Question

I'm developing a graph where I need to keep the memory usage per node as low as possible. Each node implements IEnumerator / IEnumerable.

IEnumerator / IEnumerable make use of "position" in the canonical examples, which is a persistent cursor value required for iteration (e.g. as used by foreach).

What I need to avoid is storing this "position" value internally to the node itself, as this adds overhead where every byte counts.

How can I construct the node class such that a temporary object stores this value -- preferably on the stack -- only while an iteration is taking place, and not as part of the node itself? Is this possible?

Was it helpful?

Solution

If "node" is the underlying data, then it is very incorrect to store the position in the node, as you are meant to be able to have separate enumerators. It is unclear how you are currently implementing this API, but if you use an " iterator block " with the position as a local variable it will be done correctly, but on the heap. You can also implement an iterator manually on the stack by creating a struct iterator. It is important that the public GetEnumerator() is returned as the struct type, so you will need to use explicit interface implementation for IEnumerable etc. Note that foreach over Node directly will use the stack, but IEnumerable etc will use the heap.

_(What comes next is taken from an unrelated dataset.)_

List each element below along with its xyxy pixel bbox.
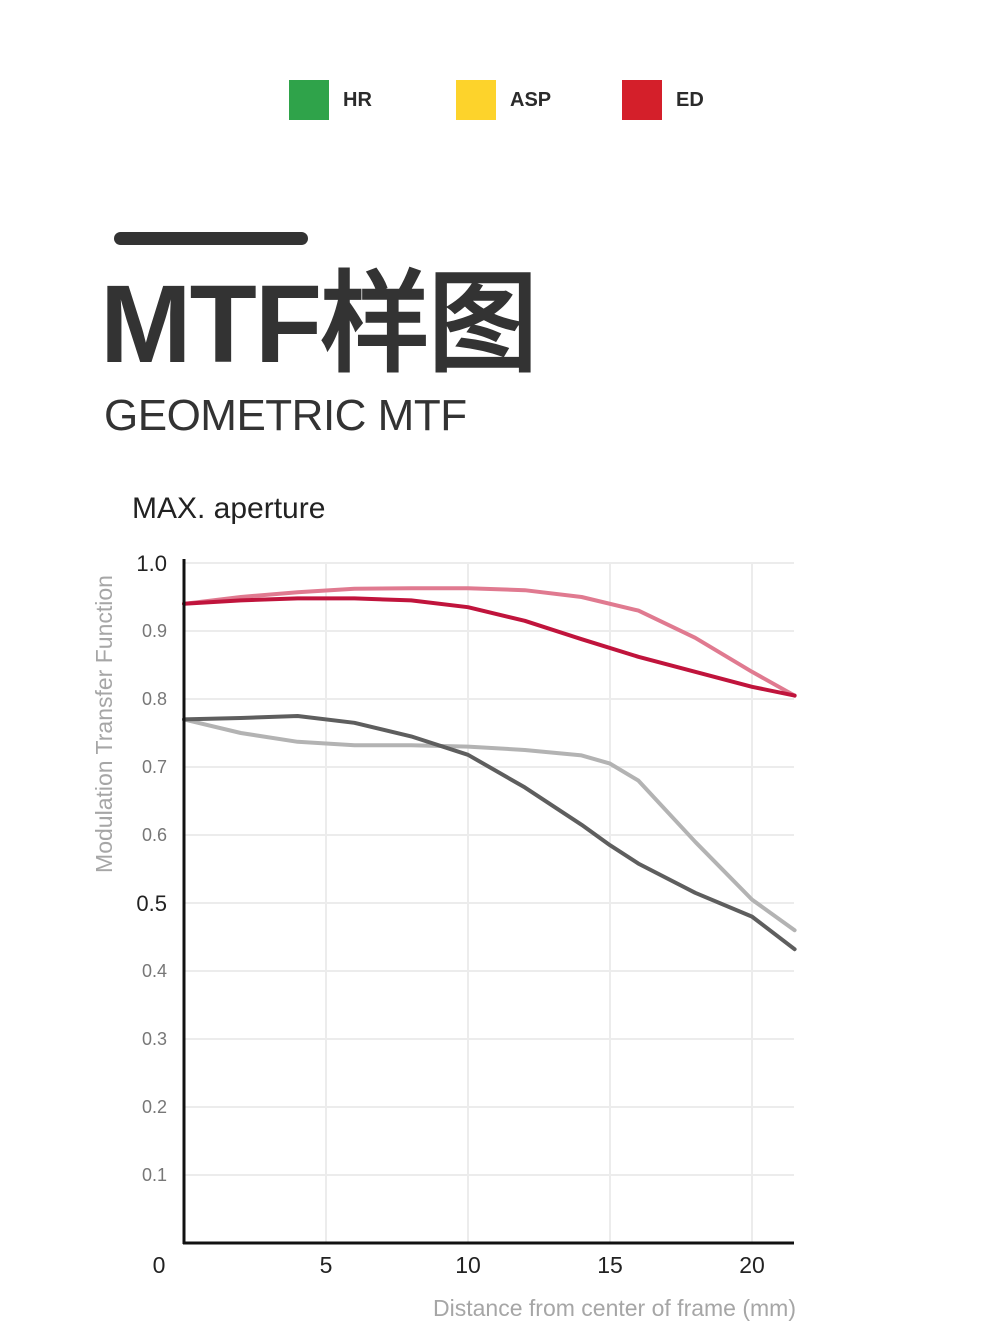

For example (using a basic linked-list):

using System;
using System.Collections;
using System.Collections.Generic;
class Program
{
    static void Main()
    {
        var list = new MyList<int>();
        list.Add(1);
        list.Add(2);
        list.Add(3);
        foreach (var i in list)
        { // this IS NOT using IEnumerable/IEnumerable<T>
            Console.WriteLine(i);
        }
    }
}
public class MyList<T> : IEnumerable<T>
{
    internal sealed class Node
    {
        private readonly T value;
        public Node Next { get; set; }
        public T Value { get { return value; } }
        public Node(T value) { this.value = value; }
    }
    Node root;
    public void Add(T value)
    {
        var newNode = new Node(value);
        var node = root;
        if (node == null) root = newNode;
        else
        {
            while (node.Next != null) node = node.Next;
            node.Next = newNode;
        }
    }
    public Enumerator GetEnumerator() { return new Enumerator(this); }
    IEnumerator IEnumerable.GetEnumerator() { return GetEnumerator(); }
    IEnumerator<T> IEnumerable<T>.GetEnumerator() { return GetEnumerator(); }
    public struct Enumerator : IEnumerator, IEnumerator<T>
    {
        void IDisposable.Dispose() { node = null; list = null; }
        void IEnumerator.Reset() { node = null; }
        object IEnumerator.Current { get { return Current; } }
        private MyList<T> list;
        private Node node;
        public bool MoveNext()
        {
            if (node == null)
            {
                node = list.root;
                return node != null;
            }
            else
            {
                if (node.Next == null) return false;
                node = node.Next;
                return node != null;
            }
        }
        internal Enumerator(MyList<T> list) { this.list = list; node = null; }
        public T Current { get { return node == null ? default(T) : node.Value; } }
    }
}

OTHER TIPS

Typically an IEnumerable<T> doesn't store a position - only an IEnumerator<T> does. (Iterator block implementations are odd in terms of implementing both, but they're definitely an anomaly.)

I suggest that you take the same approach that List<T> does: implement IEnumerable<T> with explicit interface implementation, but also have a public method returning a custom mutable struct (horrible I know, but it does solve your problem) which contains a reference to your node and the position within it. When you iterate using foreach, that struct value will only be stored on the stack (normally - assuming you're not doing this within an iterator block, for example).

The normal implementation would be to create a mutable reference type just for the IEnumerator<T>. Normally this is okay as even if you have a lot of IEnumerable<T> values live at the same time, you have few IEnumerator<T> values. Are you concerned about the concurrent number of live objects, or garbage collection?